Mrs. Nadir beamed at supporters in the public gallery after a judge said her husband would serve only half of his ten-year sentence.
The judge said that despite the prosecution case that the amounts stolen were part of a larger theft, he could only pass sentence on counts on which Nadir had been convicted.
The 28-year-old has been by her husband's side throughout the trial. They married when she was 21.
Another hearing will be held next month to deal with compensation claims. There will also be claims for "substantial" prosecution costs and repayment of legal aid.
Nadir was taken by prison van to Belmarsh high security prison and is expected to be transferred to another jail after being processed.
During the trial, counsel for the Serious Fraud Office, Philip Shears QC, alleged that Nadir had stolen £150m from Polly Peck coffers, using proceeds for himself and his family.
Shears said the lengthy trial had focused only on a small sample of Nadir's alleged thievery, with 13 counts on the indictment relating to the transfer of £34m out of Polly Peck.

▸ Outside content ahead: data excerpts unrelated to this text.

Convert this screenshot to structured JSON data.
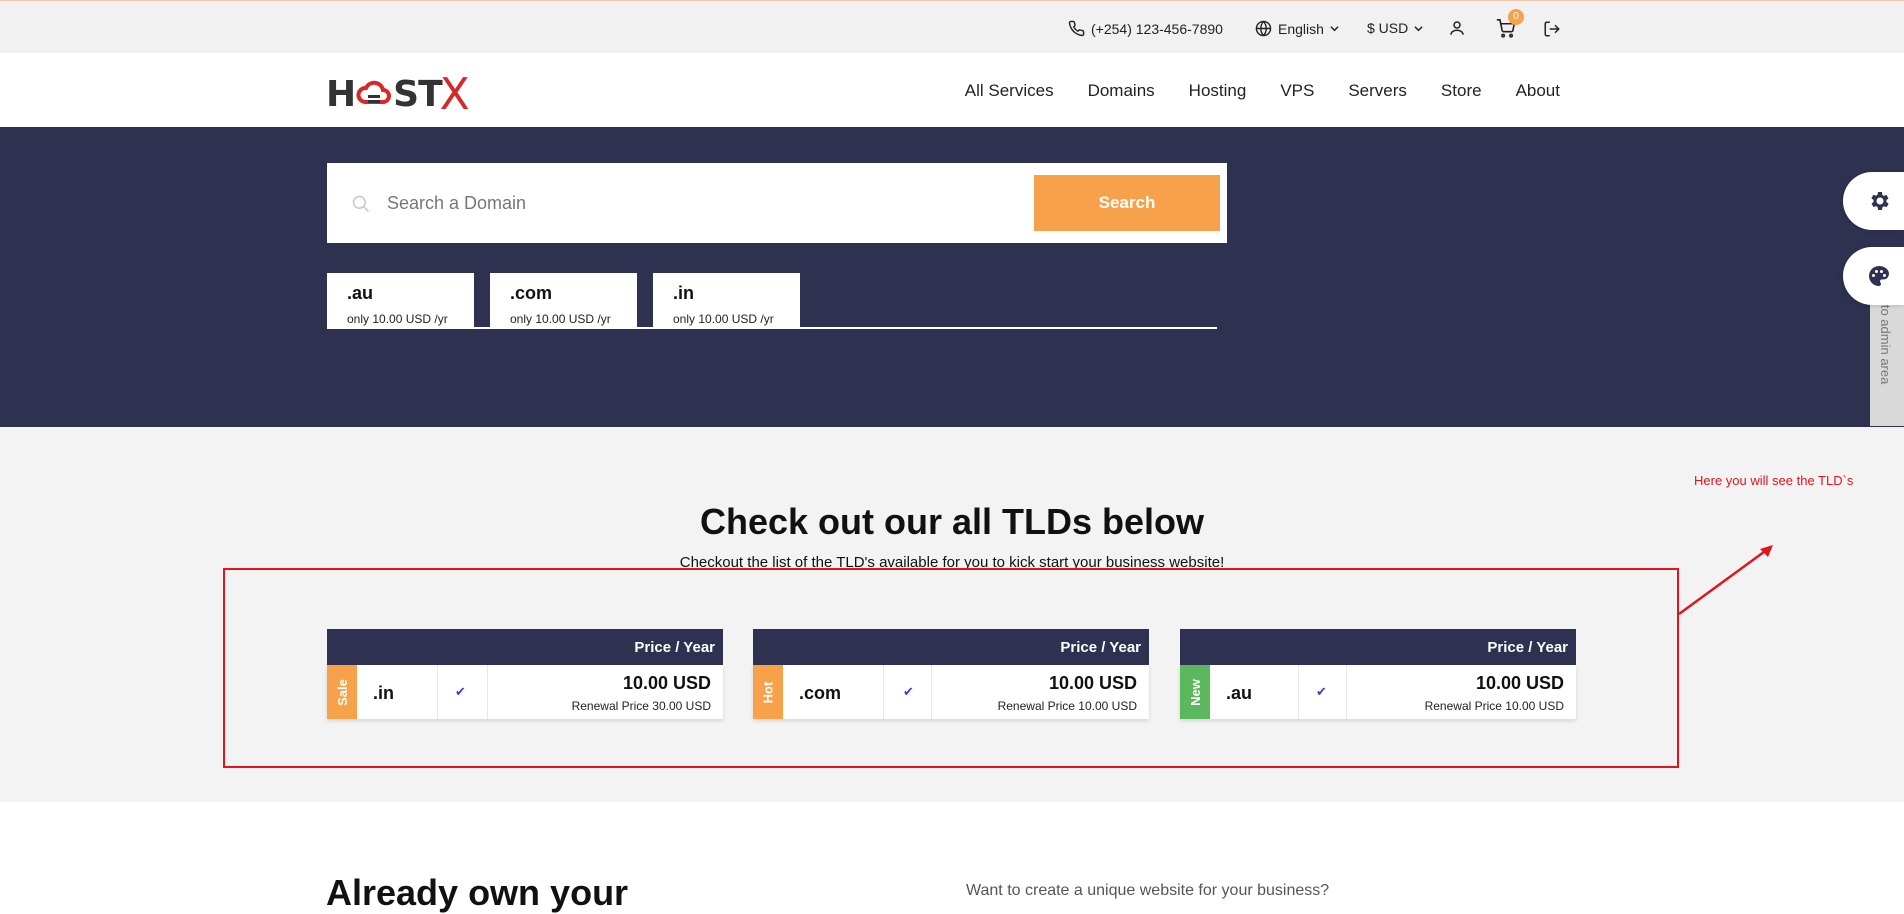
{
  "topbar": {
    "phone": "(+254) 123-456-7890",
    "language": "English",
    "currency": "$ USD",
    "cart_count": "0"
  },
  "header": {
    "logo_text_left": "H",
    "logo_text_mid": "ST",
    "logo_text_right": "X",
    "nav": [
      "All Services",
      "Domains",
      "Hosting",
      "VPS",
      "Servers",
      "Store",
      "About"
    ]
  },
  "hero": {
    "search_placeholder": "Search a Domain",
    "search_button": "Search",
    "chips": [
      {
        "ext": ".au",
        "price": "only 10.00 USD /yr"
      },
      {
        "ext": ".com",
        "price": "only 10.00 USD /yr"
      },
      {
        "ext": ".in",
        "price": "only 10.00 USD /yr"
      }
    ]
  },
  "tld_section": {
    "title": "Check out our all TLDs below",
    "subtitle": "Checkout the list of the TLD's available for you to kick start your business website!",
    "annotation": "Here you will see the TLD`s",
    "cards": [
      {
        "header": "Price / Year",
        "badge": "Sale",
        "badge_color": "#f7a24b",
        "ext": ".in",
        "price": "10.00 USD",
        "renewal": "Renewal Price 30.00 USD"
      },
      {
        "header": "Price / Year",
        "badge": "Hot",
        "badge_color": "#f7a24b",
        "ext": ".com",
        "price": "10.00 USD",
        "renewal": "Renewal Price 10.00 USD"
      },
      {
        "header": "Price / Year",
        "badge": "New",
        "badge_color": "#5cb85c",
        "ext": ".au",
        "price": "10.00 USD",
        "renewal": "Renewal Price 10.00 USD"
      }
    ]
  },
  "bottom": {
    "title": "Already own your",
    "text": "Want to create a unique website for your business?"
  },
  "side": {
    "admin_label": "n to admin area"
  },
  "colors": {
    "navy": "#2e3250",
    "orange": "#f7a24b",
    "annotation_red": "#e0161c",
    "new_green": "#5cb85c"
  }
}
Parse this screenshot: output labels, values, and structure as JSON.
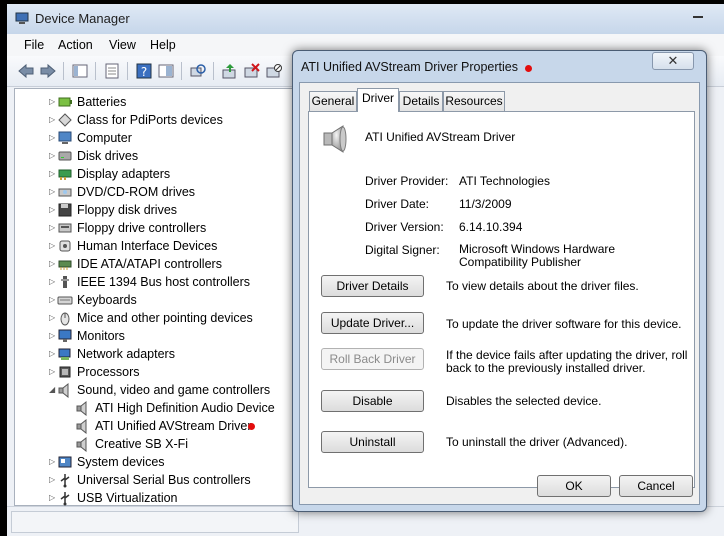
{
  "main_window": {
    "title": "Device Manager",
    "menu": [
      "File",
      "Action",
      "View",
      "Help"
    ]
  },
  "tree": [
    {
      "label": "Batteries",
      "icon": "battery-icon",
      "state": "collapsed"
    },
    {
      "label": "Class for PdiPorts devices",
      "icon": "diamond-device-icon",
      "state": "collapsed"
    },
    {
      "label": "Computer",
      "icon": "computer-icon",
      "state": "collapsed"
    },
    {
      "label": "Disk drives",
      "icon": "disk-drive-icon",
      "state": "collapsed"
    },
    {
      "label": "Display adapters",
      "icon": "display-adapter-icon",
      "state": "collapsed"
    },
    {
      "label": "DVD/CD-ROM drives",
      "icon": "dvd-drive-icon",
      "state": "collapsed"
    },
    {
      "label": "Floppy disk drives",
      "icon": "floppy-disk-icon",
      "state": "collapsed"
    },
    {
      "label": "Floppy drive controllers",
      "icon": "floppy-controller-icon",
      "state": "collapsed"
    },
    {
      "label": "Human Interface Devices",
      "icon": "hid-icon",
      "state": "collapsed"
    },
    {
      "label": "IDE ATA/ATAPI controllers",
      "icon": "ide-controller-icon",
      "state": "collapsed"
    },
    {
      "label": "IEEE 1394 Bus host controllers",
      "icon": "ieee1394-icon",
      "state": "collapsed"
    },
    {
      "label": "Keyboards",
      "icon": "keyboard-icon",
      "state": "collapsed"
    },
    {
      "label": "Mice and other pointing devices",
      "icon": "mouse-icon",
      "state": "collapsed"
    },
    {
      "label": "Monitors",
      "icon": "monitor-icon",
      "state": "collapsed"
    },
    {
      "label": "Network adapters",
      "icon": "network-adapter-icon",
      "state": "collapsed"
    },
    {
      "label": "Processors",
      "icon": "processor-icon",
      "state": "collapsed"
    },
    {
      "label": "Sound, video and game controllers",
      "icon": "speaker-icon",
      "state": "expanded"
    },
    {
      "label": "ATI High Definition Audio Device",
      "icon": "speaker-icon",
      "state": "child"
    },
    {
      "label": "ATI Unified AVStream Driver",
      "icon": "speaker-icon",
      "state": "child",
      "marked": true
    },
    {
      "label": "Creative SB X-Fi",
      "icon": "speaker-icon",
      "state": "child"
    },
    {
      "label": "System devices",
      "icon": "system-device-icon",
      "state": "collapsed"
    },
    {
      "label": "Universal Serial Bus controllers",
      "icon": "usb-icon",
      "state": "collapsed"
    },
    {
      "label": "USB Virtualization",
      "icon": "usb-icon",
      "state": "collapsed"
    }
  ],
  "dialog": {
    "title": "ATI Unified AVStream Driver Properties",
    "close_label": "✕",
    "tabs": [
      "General",
      "Driver",
      "Details",
      "Resources"
    ],
    "active_tab": "Driver",
    "device_name": "ATI Unified AVStream Driver",
    "fields": [
      {
        "label": "Driver Provider:",
        "value": "ATI Technologies"
      },
      {
        "label": "Driver Date:",
        "value": "11/3/2009"
      },
      {
        "label": "Driver Version:",
        "value": "6.14.10.394"
      },
      {
        "label": "Digital Signer:",
        "value": "Microsoft Windows Hardware Compatibility Publisher"
      }
    ],
    "actions": [
      {
        "label": "Driver Details",
        "description": "To view details about the driver files.",
        "enabled": true
      },
      {
        "label": "Update Driver...",
        "description": "To update the driver software for this device.",
        "enabled": true
      },
      {
        "label": "Roll Back Driver",
        "description": "If the device fails after updating the driver, roll back to the previously installed driver.",
        "enabled": false
      },
      {
        "label": "Disable",
        "description": "Disables the selected device.",
        "enabled": true
      },
      {
        "label": "Uninstall",
        "description": "To uninstall the driver (Advanced).",
        "enabled": true
      }
    ],
    "ok_label": "OK",
    "cancel_label": "Cancel"
  },
  "colors": {
    "marker_dot": "#e30d0d",
    "dialog_frame": "#c7d7ea"
  }
}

Nadir had pleaded not guilty on all counts. Earlier in the trial Nadir had told the court he fled the UK because his hope for a fair trial was in tatters. He had zero hope of receiving a fair trial.
UK Shareholders Association spokesman Brian Peart said Nadir had ‘got off lightly’. There will be disappointment for the shareholders who lost a lot of money.
When Polly Peck, once the Stock Exchange's fastest-growing company, crashed in 1990 it had debts of £550m. Creditors got a fraction of what they were owed and shareholders received nothing.